Lebanon and Israel agreed late on Friday to extend their ceasefire by 45 days after talks between the two delegations at the US State Department, but Israeli strikes continued across southern Lebanon hours after the announcement.
At least six people, including three first responders, were killed and 22 wounded after a Civil Defence centre in Hanouiyeh, in the Tyre district, was struck overnight. Additional strikes were reported in southern areas after the Israeli military issued new displacement warnings.
The Israeli army issued forced displacement orders overnight and again on Saturday morning, telling residents of nine southern villages to “immediately evacuate your homes and move away from the villages and towns by a distance of at least 1,000 metres to open areas”, according to a post on X by the army’s Arabic-language spokesman. Strikes followed in the targeted areas.
More than 670 people have been killed in Israeli strikes since the ceasefire was first announced last month, according to Lebanese authorities.

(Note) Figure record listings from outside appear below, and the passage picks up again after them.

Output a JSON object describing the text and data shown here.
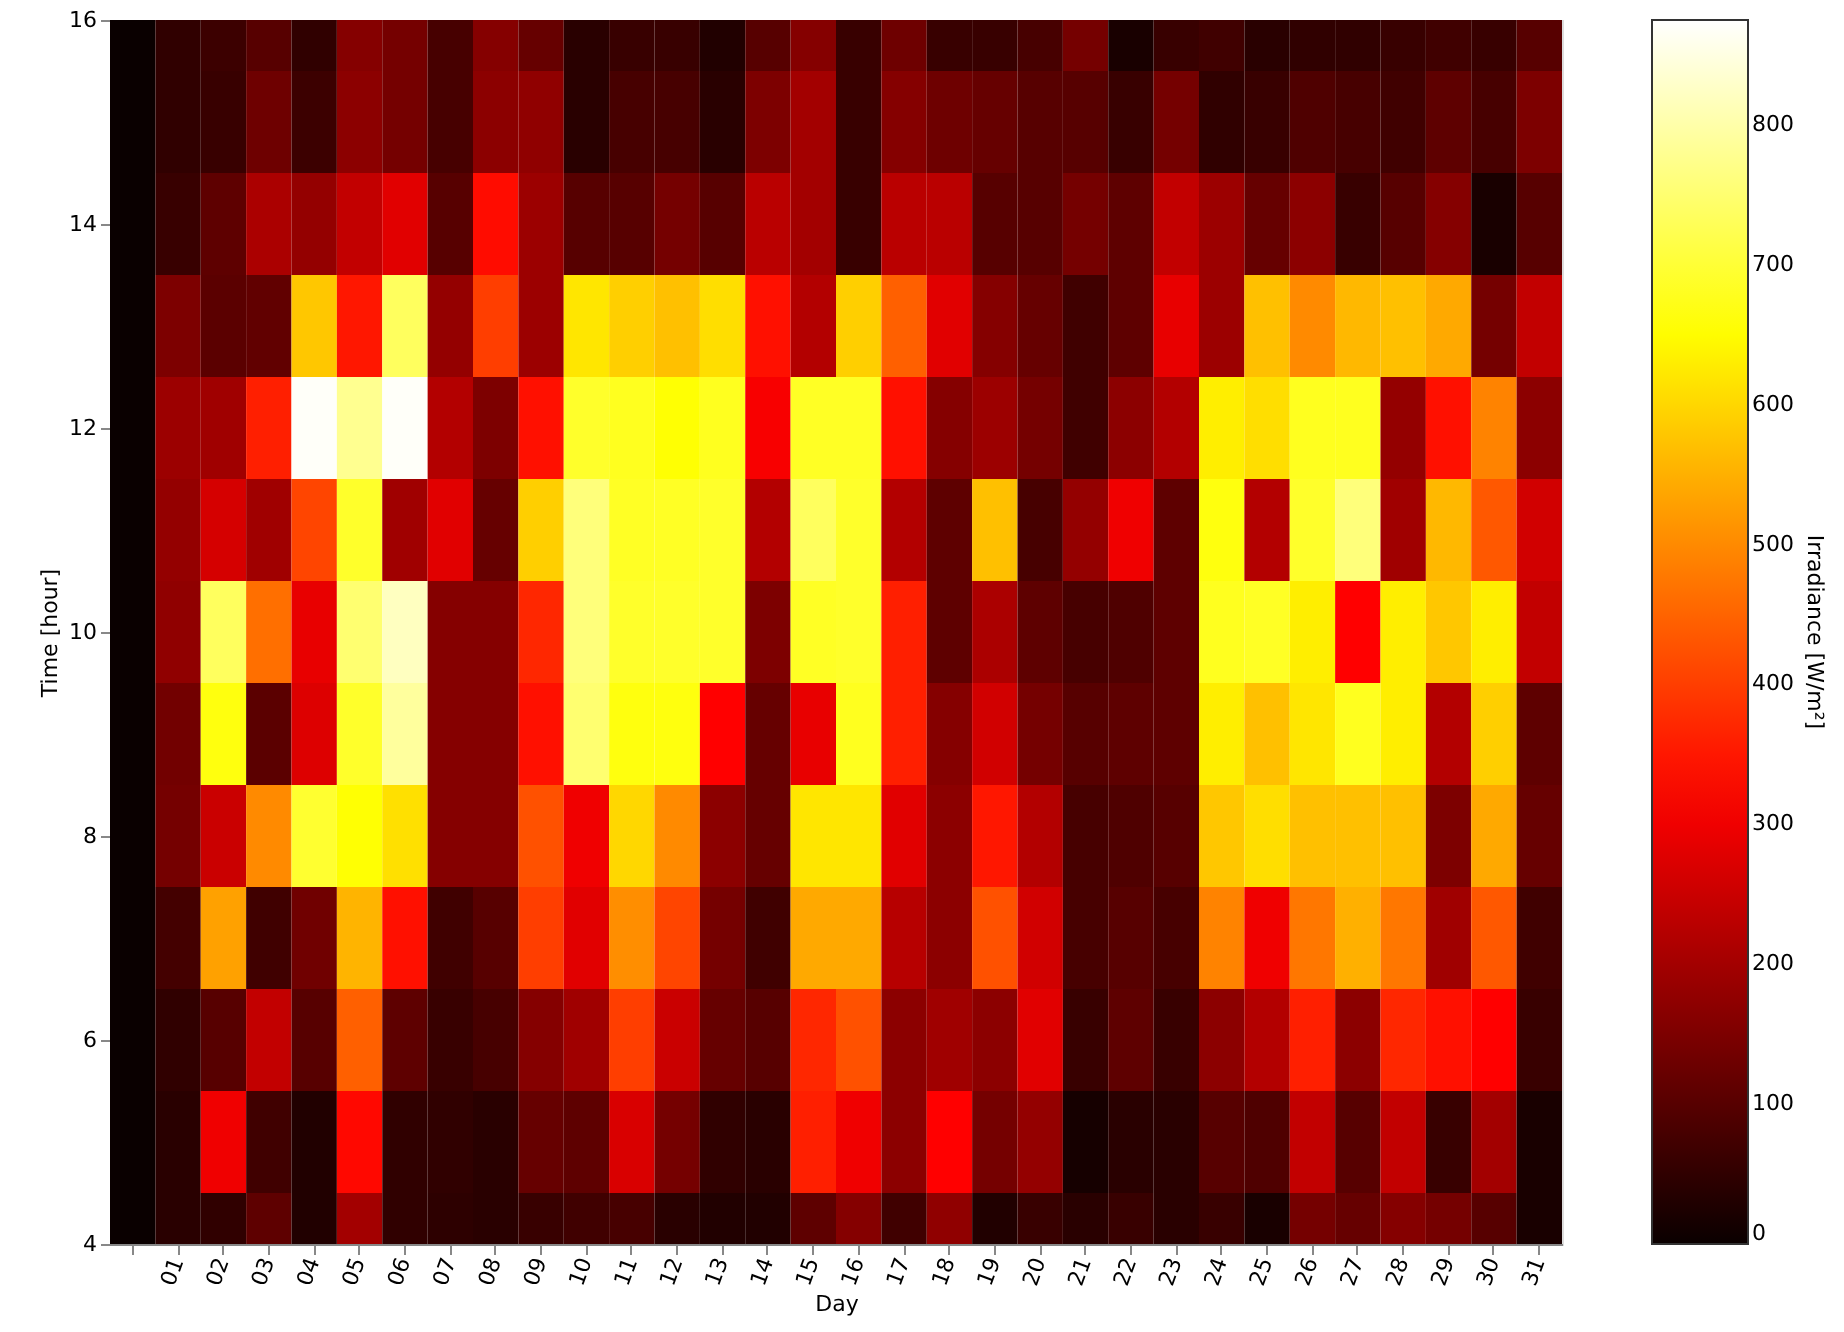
{
  "chart_data": {
    "type": "heatmap",
    "xlabel": "Day",
    "ylabel": "Time [hour]",
    "clabel": "Irradiance [W/m²]",
    "categories": [
      null,
      "01",
      "02",
      "03",
      "04",
      "05",
      "06",
      "07",
      "08",
      "09",
      "10",
      "11",
      "12",
      "13",
      "14",
      "15",
      "16",
      "17",
      "18",
      "19",
      "20",
      "21",
      "22",
      "23",
      "24",
      "25",
      "26",
      "27",
      "28",
      "29",
      "30",
      "31"
    ],
    "y_categories": [
      "16",
      null,
      "14",
      null,
      "12",
      null,
      "10",
      null,
      "8",
      null,
      "6",
      null,
      "4"
    ],
    "clim": [
      0,
      875
    ],
    "cticks": [
      0,
      100,
      200,
      300,
      400,
      500,
      600,
      700,
      800
    ],
    "cells": [
      [
        0,
        50,
        65,
        100,
        50,
        160,
        140,
        80,
        160,
        120,
        40,
        60,
        60,
        30,
        100,
        160,
        60,
        130,
        60,
        60,
        80,
        140,
        20,
        60,
        70,
        40,
        50,
        50,
        60,
        70,
        60,
        100
      ],
      [
        0,
        50,
        60,
        130,
        65,
        170,
        140,
        80,
        170,
        175,
        40,
        80,
        80,
        40,
        150,
        200,
        60,
        160,
        130,
        120,
        100,
        100,
        60,
        140,
        50,
        60,
        90,
        80,
        70,
        110,
        80,
        150
      ],
      [
        0,
        60,
        110,
        210,
        180,
        240,
        280,
        100,
        335,
        190,
        100,
        100,
        140,
        100,
        230,
        200,
        60,
        230,
        230,
        100,
        100,
        140,
        110,
        240,
        190,
        120,
        170,
        60,
        100,
        160,
        20,
        100
      ],
      [
        0,
        150,
        105,
        113,
        580,
        350,
        735,
        180,
        400,
        190,
        620,
        590,
        570,
        610,
        340,
        220,
        590,
        445,
        280,
        160,
        120,
        70,
        110,
        290,
        190,
        570,
        500,
        560,
        570,
        540,
        140,
        240
      ],
      [
        0,
        190,
        195,
        360,
        870,
        778,
        870,
        220,
        150,
        340,
        690,
        680,
        655,
        680,
        310,
        685,
        685,
        340,
        160,
        190,
        140,
        70,
        170,
        220,
        630,
        610,
        680,
        680,
        180,
        340,
        490,
        170
      ],
      [
        0,
        180,
        265,
        195,
        410,
        690,
        195,
        280,
        120,
        590,
        760,
        685,
        685,
        690,
        220,
        735,
        690,
        220,
        110,
        570,
        80,
        180,
        300,
        110,
        665,
        220,
        690,
        760,
        195,
        560,
        435,
        260
      ],
      [
        0,
        175,
        735,
        465,
        290,
        750,
        820,
        160,
        160,
        370,
        760,
        690,
        690,
        690,
        150,
        685,
        690,
        360,
        110,
        210,
        110,
        80,
        90,
        110,
        680,
        685,
        630,
        320,
        630,
        580,
        630,
        240
      ],
      [
        0,
        135,
        665,
        105,
        275,
        690,
        790,
        160,
        160,
        340,
        750,
        665,
        665,
        320,
        120,
        290,
        680,
        360,
        160,
        260,
        140,
        100,
        110,
        110,
        630,
        570,
        620,
        680,
        630,
        220,
        590,
        110
      ],
      [
        0,
        140,
        250,
        500,
        695,
        655,
        612,
        160,
        160,
        425,
        300,
        600,
        500,
        170,
        120,
        620,
        620,
        280,
        170,
        350,
        220,
        80,
        90,
        100,
        580,
        610,
        570,
        570,
        570,
        150,
        540,
        120
      ],
      [
        0,
        75,
        530,
        70,
        133,
        555,
        340,
        70,
        100,
        400,
        280,
        505,
        410,
        140,
        70,
        540,
        540,
        225,
        170,
        425,
        260,
        80,
        100,
        80,
        490,
        300,
        475,
        550,
        475,
        195,
        435,
        70
      ],
      [
        0,
        50,
        100,
        240,
        100,
        445,
        110,
        60,
        80,
        160,
        195,
        400,
        250,
        120,
        100,
        370,
        425,
        170,
        195,
        170,
        280,
        60,
        110,
        60,
        170,
        220,
        360,
        170,
        370,
        340,
        320,
        60
      ],
      [
        0,
        40,
        300,
        70,
        30,
        330,
        50,
        50,
        40,
        120,
        110,
        270,
        140,
        50,
        40,
        360,
        300,
        170,
        320,
        140,
        180,
        15,
        40,
        40,
        100,
        90,
        240,
        100,
        240,
        60,
        200,
        20
      ],
      [
        0,
        40,
        50,
        110,
        30,
        200,
        50,
        45,
        40,
        60,
        70,
        80,
        40,
        30,
        30,
        110,
        160,
        70,
        175,
        30,
        60,
        40,
        60,
        40,
        60,
        20,
        140,
        120,
        160,
        140,
        100,
        20
      ]
    ]
  }
}
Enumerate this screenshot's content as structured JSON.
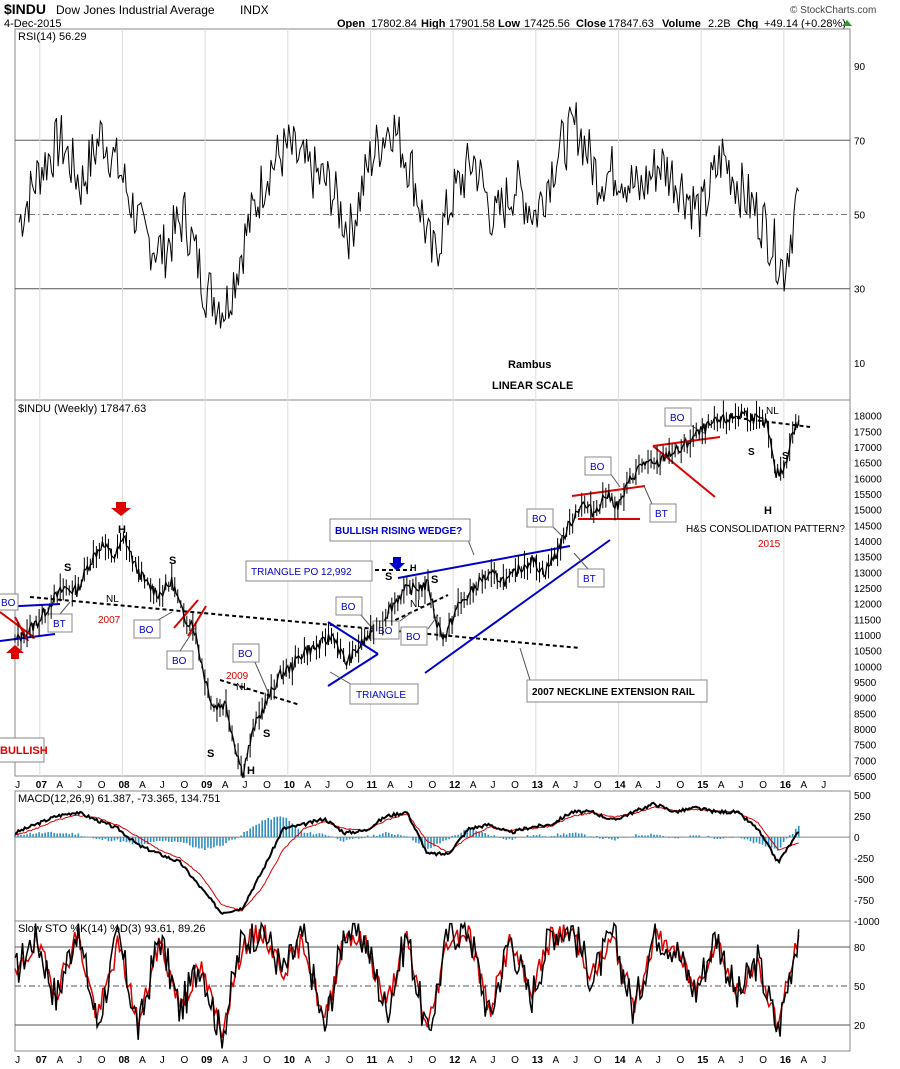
{
  "header": {
    "symbol": "$INDU",
    "name": "Dow Jones Industrial Average",
    "exchange": "INDX",
    "date": "4-Dec-2015",
    "open_label": "Open",
    "open": "17802.84",
    "high_label": "High",
    "high": "17901.58",
    "low_label": "Low",
    "low": "17425.56",
    "close_label": "Close",
    "close": "17847.63",
    "volume_label": "Volume",
    "volume": "2.2B",
    "chg_label": "Chg",
    "chg": "+49.14 (+0.28%)",
    "watermark": "© StockCharts.com"
  },
  "colors": {
    "price": "#000000",
    "blue": "#0000cc",
    "red": "#dd0000",
    "grid": "#555555",
    "gridlight": "#bbbbbb",
    "green_fill": "#4f6b4f",
    "brown_fill": "#8a5a4a",
    "macd_hist": "#2f8fbf"
  },
  "chart_data": [
    {
      "type": "line",
      "title": "RSI(14) 56.29",
      "panel": "rsi",
      "ylim": [
        0,
        100
      ],
      "y_ticks": [
        10,
        30,
        50,
        70,
        90
      ],
      "reference_lines": [
        30,
        50,
        70
      ],
      "x": [
        2006.5,
        2006.75,
        2007.0,
        2007.25,
        2007.5,
        2007.75,
        2008.0,
        2008.25,
        2008.5,
        2008.75,
        2009.0,
        2009.25,
        2009.5,
        2009.75,
        2010.0,
        2010.25,
        2010.5,
        2010.75,
        2011.0,
        2011.25,
        2011.5,
        2011.75,
        2012.0,
        2012.25,
        2012.5,
        2012.75,
        2013.0,
        2013.25,
        2013.5,
        2013.75,
        2014.0,
        2014.25,
        2014.5,
        2014.75,
        2015.0,
        2015.25,
        2015.5,
        2015.75,
        2015.93
      ],
      "values": [
        48,
        62,
        70,
        58,
        72,
        60,
        44,
        40,
        50,
        30,
        25,
        45,
        62,
        68,
        62,
        58,
        45,
        65,
        75,
        62,
        38,
        55,
        65,
        48,
        58,
        50,
        66,
        74,
        60,
        62,
        56,
        64,
        58,
        50,
        66,
        56,
        48,
        35,
        56.29
      ]
    },
    {
      "type": "line",
      "title": "$INDU (Weekly) 17847.63",
      "panel": "price",
      "ylim": [
        6500,
        18500
      ],
      "y_ticks": [
        6500,
        7000,
        7500,
        8000,
        8500,
        9000,
        9500,
        10000,
        10500,
        11000,
        11500,
        12000,
        12500,
        13000,
        13500,
        14000,
        14500,
        15000,
        15500,
        16000,
        16500,
        17000,
        17500,
        18000
      ],
      "x": [
        2006.45,
        2006.6,
        2006.75,
        2006.9,
        2007.05,
        2007.2,
        2007.35,
        2007.5,
        2007.65,
        2007.78,
        2007.9,
        2008.05,
        2008.2,
        2008.35,
        2008.5,
        2008.6,
        2008.75,
        2008.85,
        2009.0,
        2009.1,
        2009.2,
        2009.35,
        2009.5,
        2009.65,
        2009.8,
        2009.95,
        2010.1,
        2010.3,
        2010.45,
        2010.55,
        2010.7,
        2010.85,
        2011.0,
        2011.15,
        2011.3,
        2011.45,
        2011.55,
        2011.65,
        2011.8,
        2011.95,
        2012.1,
        2012.25,
        2012.4,
        2012.55,
        2012.7,
        2012.85,
        2013.0,
        2013.15,
        2013.3,
        2013.45,
        2013.6,
        2013.75,
        2013.9,
        2014.05,
        2014.2,
        2014.35,
        2014.5,
        2014.65,
        2014.8,
        2014.95,
        2015.1,
        2015.25,
        2015.4,
        2015.55,
        2015.65,
        2015.75,
        2015.85,
        2015.93
      ],
      "values": [
        10800,
        11100,
        11500,
        12100,
        12500,
        12400,
        13300,
        13900,
        13500,
        14100,
        13200,
        12600,
        12300,
        12700,
        11500,
        11400,
        9600,
        8700,
        8800,
        7600,
        6600,
        8100,
        8900,
        9700,
        10000,
        10500,
        10600,
        11000,
        10100,
        10400,
        10900,
        11300,
        11900,
        12400,
        12500,
        12600,
        11400,
        10900,
        11900,
        12300,
        12800,
        12900,
        12700,
        13100,
        13400,
        13000,
        13600,
        14500,
        15200,
        14900,
        15500,
        15100,
        16000,
        16500,
        16400,
        16800,
        16900,
        17300,
        17600,
        17800,
        17900,
        18100,
        17900,
        17700,
        16100,
        16300,
        17400,
        17847.63
      ]
    },
    {
      "type": "line",
      "title": "MACD(12,26,9) 61.387, -73.365, 134.751",
      "panel": "macd",
      "ylim": [
        -1000,
        550
      ],
      "y_ticks": [
        -1000,
        -750,
        -500,
        -250,
        0,
        250,
        500
      ],
      "series": [
        {
          "name": "MACD",
          "values": [
            50,
            150,
            250,
            300,
            200,
            100,
            -100,
            -200,
            -300,
            -600,
            -900,
            -850,
            -400,
            100,
            150,
            220,
            50,
            80,
            250,
            300,
            -200,
            -200,
            100,
            150,
            50,
            120,
            150,
            300,
            300,
            200,
            300,
            400,
            300,
            350,
            300,
            300,
            100,
            -300,
            61.387
          ]
        },
        {
          "name": "Signal",
          "values": [
            20,
            100,
            200,
            260,
            230,
            140,
            0,
            -150,
            -250,
            -450,
            -800,
            -880,
            -600,
            -150,
            100,
            180,
            100,
            80,
            200,
            280,
            -50,
            -180,
            0,
            120,
            80,
            100,
            130,
            250,
            290,
            240,
            280,
            360,
            320,
            330,
            310,
            300,
            180,
            -150,
            -73.365
          ]
        }
      ],
      "histogram": [
        30,
        50,
        50,
        40,
        -30,
        -40,
        -100,
        -50,
        -50,
        -150,
        -100,
        30,
        200,
        250,
        50,
        40,
        -50,
        0,
        50,
        20,
        -150,
        -20,
        100,
        30,
        -30,
        20,
        20,
        50,
        10,
        -40,
        20,
        40,
        -20,
        20,
        -10,
        0,
        -80,
        -150,
        134.751
      ]
    },
    {
      "type": "line",
      "title": "Slow STO %K(14) %D(3) 93.61, 89.26",
      "panel": "sto",
      "ylim": [
        0,
        100
      ],
      "y_ticks": [
        20,
        50,
        80
      ],
      "reference_lines": [
        20,
        50,
        80
      ],
      "series": [
        {
          "name": "%K",
          "values": [
            60,
            90,
            40,
            95,
            20,
            88,
            15,
            90,
            30,
            70,
            10,
            85,
            95,
            60,
            90,
            15,
            95,
            85,
            30,
            90,
            10,
            90,
            95,
            25,
            88,
            40,
            92,
            95,
            55,
            90,
            30,
            92,
            80,
            45,
            90,
            40,
            70,
            15,
            93.61
          ]
        },
        {
          "name": "%D",
          "values": [
            55,
            85,
            45,
            90,
            25,
            82,
            20,
            85,
            35,
            65,
            15,
            80,
            92,
            62,
            85,
            20,
            92,
            82,
            35,
            86,
            15,
            86,
            92,
            30,
            84,
            45,
            88,
            92,
            58,
            86,
            35,
            88,
            78,
            48,
            86,
            45,
            66,
            20,
            89.26
          ]
        }
      ]
    }
  ],
  "x_axis": {
    "ticks": [
      "J",
      "07",
      "A",
      "J",
      "O",
      "08",
      "A",
      "J",
      "O",
      "09",
      "A",
      "J",
      "O",
      "10",
      "A",
      "J",
      "O",
      "11",
      "A",
      "J",
      "O",
      "12",
      "A",
      "J",
      "O",
      "13",
      "A",
      "J",
      "O",
      "14",
      "A",
      "J",
      "O",
      "15",
      "A",
      "J",
      "O",
      "16",
      "A",
      "J"
    ],
    "range": [
      2006.45,
      2016.55
    ]
  },
  "annotations": {
    "rambus": "Rambus",
    "linear_scale": "LINEAR SCALE",
    "bullish": "BULLISH",
    "h_left": "H",
    "s_left1": "S",
    "s_left2": "S",
    "nl_2007": "NL",
    "year_2007": "2007",
    "bo1": "BO",
    "bt1": "BT",
    "bo_2008a": "BO",
    "bo_2008b": "BO",
    "bo_2009": "BO",
    "year_2009": "2009",
    "nl_2009": "NL",
    "s_2009a": "S",
    "s_2009b": "S",
    "h_2009": "H",
    "triangle_po": "TRIANGLE PO 12,992",
    "bo_triangle": "BO",
    "triangle": "TRIANGLE",
    "bullish_wedge": "BULLISH RISING WEDGE?",
    "h_2011": "H",
    "s_2011a": "S",
    "s_2011b": "S",
    "nl_2011": "NL",
    "bo_2011a": "BO",
    "bo_2011b": "BO",
    "neckline_rail": "2007 NECKLINE EXTENSION RAIL",
    "bo_2013": "BO",
    "bt_2013": "BT",
    "bo_2014a": "BO",
    "bt_2014": "BT",
    "bo_2014b": "BO",
    "nl_2015": "NL",
    "s_2015a": "S",
    "s_2015b": "S",
    "h_2015": "H",
    "hs_pattern": "H&S CONSOLIDATION PATTERN?",
    "year_2015": "2015"
  }
}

In Nabatieh, a city long considered a Hezbollah stronghold, very little remains. The streets are empty, and the only sounds breaking the silence are the buzzing of Israeli drones overhead and the echo of strikes reverberating through the mountainous region.
Chafic Fourani, director of Nabatieh Governmental Hospital, said life has changed little since the ceasefire took effect.
“The morgue is full. Twelve bodies have arrived in the past few days,” he told The National. “We haven’t felt a difference.”
The same exhaustion echoes through the medical staff still working in Nabatieh. Mohammad Khayat, a rescuer, drives his ambulance to the scene of every Israeli strike despite the risks.
“There are strikes every single day. There were attacks only one kilometre from here. The ceasefire? It exists on paper only.”
Israel has increasingly been accused by Lebanese officials and rescue workers of carrying out “double-tap” and “triple-tap” strikes, in which the same location is targeted repeatedly, often after rescuers and civilians have gathered at the scene.
More than 105 emergency workers and rescuers have been killed since the war began on March 2, after Hezbollah launched rockets into Israel following the killing of Iranian Supreme Leader Ayatollah Ali Khamenei.
On Friday, Mr Khayat was only metres away from a double-tap strike targeting people gathered near a humanitarian aid distribution point run by the Red Cross and Caritas. His ambulance was damaged.
“We are continuing to do our job exactly as if we were in wartime,” he said.
Mr Khayat and his team have lost colleagues both during the war and after the ceasefire took effect. On Tuesday, two rescuers were killed while attempting to evacuate a man wounded in an Israeli strike.
'Ink on paper'
Only a handful of residents remain in Nabatieh, while many others have yet to return. Entire neighbourhoods have been reduced to rubble, and the shops that once lined the city’s streets remain shuttered.
According to Karim Emile Bitar, professor at Saint Joseph University of Beirut, the ceasefire “is completely meaningless and detached from the reality on the ground”.
Despite direct talks between the two countries – a first in decades – Mr Bitar said the agreement “remains ink on paper”.
“It is violated daily, hundreds of civilians have died, and it seems to be an Israeli strategy aimed at buying time and helping Donald Trump in his communication strategy so that he can claim serious negotiations are under way,” he told The National.
Yet, according to the analyst, “for these negotiations to be fruitful, first of all, we would need a genuine ceasefire that Israel would respect and an Israeli commitment to withdraw from Lebanese territory”.
Israel continues to hold positions in southern Lebanon. Israeli Prime Minister Benjamin Netanyahu said on April 16, when the initial ceasefire was signed, that Israeli troops would remain in what he described as “an expanded security zone” in the south of the country.
For the ceasefire to hold, what is most needed is “support for the Lebanese Armed Forces, so it can carry on its mission assigned by the Lebanese state to establish sovereignty across the entire territory and proceed with the disarmament of all non-state actors”, Mr Bitar added.